The outlook for green hydrogen is robust, so Plug Power will likely work through these issues. The global hydrogen market was valued at $142 billion in 2022, growing at a 5% CAGR, with green hydrogen only 3% of the market. Green hydrogen production, led by Plug Power, is expected to ramp at a 40% CAGR over the next decade to overtake the market.
Based on factors such as demand for Nikola’s hydrogen fuel cell long-haul truck and other hybrid offerings, demand growth for hydrogen could exceed the current forecasts… if only they can make enough hydrogen.
Plug Power ramping production, margin expansion is happening
Plug Power had a solid quarter despite weakness in the top and bottom line results. The revenue grew by 5.4% to $198.71 million but missed the Marketbeat.com consensus estimate by 1000 basis points on a shortfall in fuel sales. The fuel sales are running below expected capacity due to Force Majeure events that have caused a chain reaction to lower deliveries, fewer service calls, and a slowdown in the deployment cycle.
Margins were also negatively impacted by less-than-expected fuel sales. The company’s loss more than doubled because of the issue, but there are signs of improvement. The company is working to increase production and expects the Georgia facility to be at total capacity by year-end.

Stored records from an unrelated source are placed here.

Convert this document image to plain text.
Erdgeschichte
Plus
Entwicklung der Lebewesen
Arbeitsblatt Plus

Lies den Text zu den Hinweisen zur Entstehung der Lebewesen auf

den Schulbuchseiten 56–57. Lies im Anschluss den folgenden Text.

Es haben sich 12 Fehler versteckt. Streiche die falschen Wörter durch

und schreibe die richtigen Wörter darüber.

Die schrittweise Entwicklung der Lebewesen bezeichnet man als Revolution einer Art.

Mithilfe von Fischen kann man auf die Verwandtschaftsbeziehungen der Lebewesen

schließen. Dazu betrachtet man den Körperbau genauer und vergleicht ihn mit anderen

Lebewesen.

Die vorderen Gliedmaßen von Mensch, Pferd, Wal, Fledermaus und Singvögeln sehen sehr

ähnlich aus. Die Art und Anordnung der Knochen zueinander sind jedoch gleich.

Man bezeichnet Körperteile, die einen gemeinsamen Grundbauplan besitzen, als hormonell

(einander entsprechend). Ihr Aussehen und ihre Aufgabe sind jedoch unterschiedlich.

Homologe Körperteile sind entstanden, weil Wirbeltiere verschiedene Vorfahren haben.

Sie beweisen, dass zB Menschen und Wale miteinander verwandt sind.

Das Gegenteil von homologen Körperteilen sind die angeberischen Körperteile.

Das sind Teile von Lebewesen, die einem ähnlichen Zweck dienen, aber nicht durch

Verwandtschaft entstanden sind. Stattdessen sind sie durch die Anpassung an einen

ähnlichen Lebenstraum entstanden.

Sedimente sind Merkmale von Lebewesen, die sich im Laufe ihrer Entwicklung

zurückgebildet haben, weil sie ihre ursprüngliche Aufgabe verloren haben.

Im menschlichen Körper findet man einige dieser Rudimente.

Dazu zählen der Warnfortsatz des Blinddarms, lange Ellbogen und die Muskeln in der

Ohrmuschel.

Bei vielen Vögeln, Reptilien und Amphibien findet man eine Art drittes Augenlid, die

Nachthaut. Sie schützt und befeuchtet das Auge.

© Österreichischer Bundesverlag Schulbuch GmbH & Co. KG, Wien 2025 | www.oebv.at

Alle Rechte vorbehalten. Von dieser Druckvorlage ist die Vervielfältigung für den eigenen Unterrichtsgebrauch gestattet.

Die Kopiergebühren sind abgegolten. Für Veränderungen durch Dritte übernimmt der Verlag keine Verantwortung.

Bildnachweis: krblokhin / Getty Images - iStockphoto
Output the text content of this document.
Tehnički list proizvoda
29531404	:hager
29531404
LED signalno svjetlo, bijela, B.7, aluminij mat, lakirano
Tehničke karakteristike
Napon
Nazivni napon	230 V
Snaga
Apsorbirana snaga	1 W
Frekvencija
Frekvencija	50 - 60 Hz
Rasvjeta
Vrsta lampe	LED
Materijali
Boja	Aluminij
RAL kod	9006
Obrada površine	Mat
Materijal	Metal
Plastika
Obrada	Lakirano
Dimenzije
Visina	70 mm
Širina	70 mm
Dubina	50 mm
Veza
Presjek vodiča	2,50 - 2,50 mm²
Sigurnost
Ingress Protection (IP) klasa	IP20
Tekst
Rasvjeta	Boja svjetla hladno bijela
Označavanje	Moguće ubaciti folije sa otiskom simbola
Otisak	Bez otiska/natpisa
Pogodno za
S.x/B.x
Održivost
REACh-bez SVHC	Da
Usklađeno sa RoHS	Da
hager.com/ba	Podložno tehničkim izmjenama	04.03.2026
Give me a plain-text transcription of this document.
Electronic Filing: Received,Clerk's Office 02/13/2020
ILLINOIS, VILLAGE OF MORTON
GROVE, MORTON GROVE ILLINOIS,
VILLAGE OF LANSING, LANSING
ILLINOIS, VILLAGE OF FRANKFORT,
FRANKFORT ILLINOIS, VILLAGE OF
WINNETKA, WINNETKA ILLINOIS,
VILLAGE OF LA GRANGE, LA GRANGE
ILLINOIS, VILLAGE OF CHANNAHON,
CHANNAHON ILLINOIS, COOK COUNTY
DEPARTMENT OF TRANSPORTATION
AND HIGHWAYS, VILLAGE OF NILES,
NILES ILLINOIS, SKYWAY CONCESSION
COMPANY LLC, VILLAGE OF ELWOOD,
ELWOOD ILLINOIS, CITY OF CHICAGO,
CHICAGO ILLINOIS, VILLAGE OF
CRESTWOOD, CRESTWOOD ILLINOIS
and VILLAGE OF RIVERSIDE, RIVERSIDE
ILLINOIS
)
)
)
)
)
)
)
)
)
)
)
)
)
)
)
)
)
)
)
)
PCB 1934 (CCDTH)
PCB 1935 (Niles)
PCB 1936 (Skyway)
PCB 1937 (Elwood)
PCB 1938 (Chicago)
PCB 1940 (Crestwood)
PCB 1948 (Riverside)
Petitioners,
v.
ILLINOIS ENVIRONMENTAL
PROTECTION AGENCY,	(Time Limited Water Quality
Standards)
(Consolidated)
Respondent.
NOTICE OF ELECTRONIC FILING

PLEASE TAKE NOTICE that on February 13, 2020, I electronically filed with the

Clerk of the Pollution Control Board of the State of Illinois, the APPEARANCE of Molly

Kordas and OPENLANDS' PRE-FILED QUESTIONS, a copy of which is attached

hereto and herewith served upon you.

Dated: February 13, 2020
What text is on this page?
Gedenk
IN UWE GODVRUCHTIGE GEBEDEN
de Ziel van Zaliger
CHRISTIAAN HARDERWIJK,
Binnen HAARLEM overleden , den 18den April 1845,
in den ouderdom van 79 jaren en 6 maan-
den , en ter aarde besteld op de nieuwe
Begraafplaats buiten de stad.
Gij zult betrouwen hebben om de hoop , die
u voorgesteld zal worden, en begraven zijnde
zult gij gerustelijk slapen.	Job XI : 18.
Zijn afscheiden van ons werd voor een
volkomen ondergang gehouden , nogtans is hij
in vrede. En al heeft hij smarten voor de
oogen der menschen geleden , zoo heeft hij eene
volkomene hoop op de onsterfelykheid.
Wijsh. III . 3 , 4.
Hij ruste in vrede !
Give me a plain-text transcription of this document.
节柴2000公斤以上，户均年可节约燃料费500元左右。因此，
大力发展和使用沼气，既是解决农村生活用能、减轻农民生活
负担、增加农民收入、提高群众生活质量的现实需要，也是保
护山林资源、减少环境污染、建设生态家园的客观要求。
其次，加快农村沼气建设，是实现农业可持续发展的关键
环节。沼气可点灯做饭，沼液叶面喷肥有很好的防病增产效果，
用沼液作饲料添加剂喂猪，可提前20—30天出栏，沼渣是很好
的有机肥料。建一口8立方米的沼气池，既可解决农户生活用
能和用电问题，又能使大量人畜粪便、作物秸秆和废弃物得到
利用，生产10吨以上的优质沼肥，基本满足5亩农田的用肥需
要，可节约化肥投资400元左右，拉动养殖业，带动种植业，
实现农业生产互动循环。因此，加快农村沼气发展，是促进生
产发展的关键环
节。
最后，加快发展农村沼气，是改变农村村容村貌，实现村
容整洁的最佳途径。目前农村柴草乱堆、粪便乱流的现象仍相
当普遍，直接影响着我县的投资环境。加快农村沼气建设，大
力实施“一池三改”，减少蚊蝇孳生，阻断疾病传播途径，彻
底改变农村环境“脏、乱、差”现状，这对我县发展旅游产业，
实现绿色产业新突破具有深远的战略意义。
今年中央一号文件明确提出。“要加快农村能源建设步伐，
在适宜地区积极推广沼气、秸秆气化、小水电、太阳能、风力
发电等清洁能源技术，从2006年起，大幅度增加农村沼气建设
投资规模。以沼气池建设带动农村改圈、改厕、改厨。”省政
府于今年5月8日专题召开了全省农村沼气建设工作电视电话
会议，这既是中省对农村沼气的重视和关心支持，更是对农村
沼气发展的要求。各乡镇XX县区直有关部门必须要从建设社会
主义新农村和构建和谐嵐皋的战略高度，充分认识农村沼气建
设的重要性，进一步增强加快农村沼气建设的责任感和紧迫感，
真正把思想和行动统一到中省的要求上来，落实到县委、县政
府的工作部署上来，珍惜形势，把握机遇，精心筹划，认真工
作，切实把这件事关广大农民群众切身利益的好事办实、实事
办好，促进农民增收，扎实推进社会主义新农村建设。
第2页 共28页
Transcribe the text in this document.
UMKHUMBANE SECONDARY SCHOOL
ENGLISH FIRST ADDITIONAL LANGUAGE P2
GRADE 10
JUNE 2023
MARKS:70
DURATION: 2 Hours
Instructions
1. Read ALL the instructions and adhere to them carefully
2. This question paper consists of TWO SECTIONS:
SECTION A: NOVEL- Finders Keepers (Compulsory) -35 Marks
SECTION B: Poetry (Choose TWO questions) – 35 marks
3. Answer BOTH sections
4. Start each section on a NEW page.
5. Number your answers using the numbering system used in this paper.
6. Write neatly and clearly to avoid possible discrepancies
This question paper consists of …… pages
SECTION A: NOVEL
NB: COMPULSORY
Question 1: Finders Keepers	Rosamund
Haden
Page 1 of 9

Additionally, the Texas facility is also on track to reach full production in 2024, and facilities in Louisiana and New York are also progressing and expected to improve margins over the next 4 quarters significantly. Manufacturing is also gaining traction, with electrolyzer sales up 3X sequentially, growth in the liquefaction business, and power production on track to ramp.
Plug Power needs cash, burning capital to make green hydrogen
The biggest takeaway for investors from the Q3 report is the need for cash. The company says it will need additional capital and is investigating 3 avenues, including corporate debt, government loans, and new partners. All options come with disadvantages, along with the additional debt, that will impact operations. While corporate debt is least constricting, it comes with the highest cost. The Department of Energy's green energy loans are the cheapest but have the tightest restrictions. Partnerships may be the best bet, but will dilute shareholder value.
The analysts' activity may decide the next move for this market. Marketbeat.com isn’t picking up any new coverage or revisions in the first 12 hours following the release, so there is still an opportunity for them to move the market. Until they begin to issue revisions, the consensus sentiment is a Moderate Buy with a minimum price target of $7.50, nearly double the post-release price action.
Shares of Plug Power fell more than 30% to a new low following the Q3 release. This is largely due to the short interest running above 25% at the last report. However, the large move may be capitulation in a beaten-down market, so there is a chance for a rebound at the open. In that event, Plug Power is likely at its bottom, but the volatility will persist until more evidence of traction in the hydrogen production and sales market.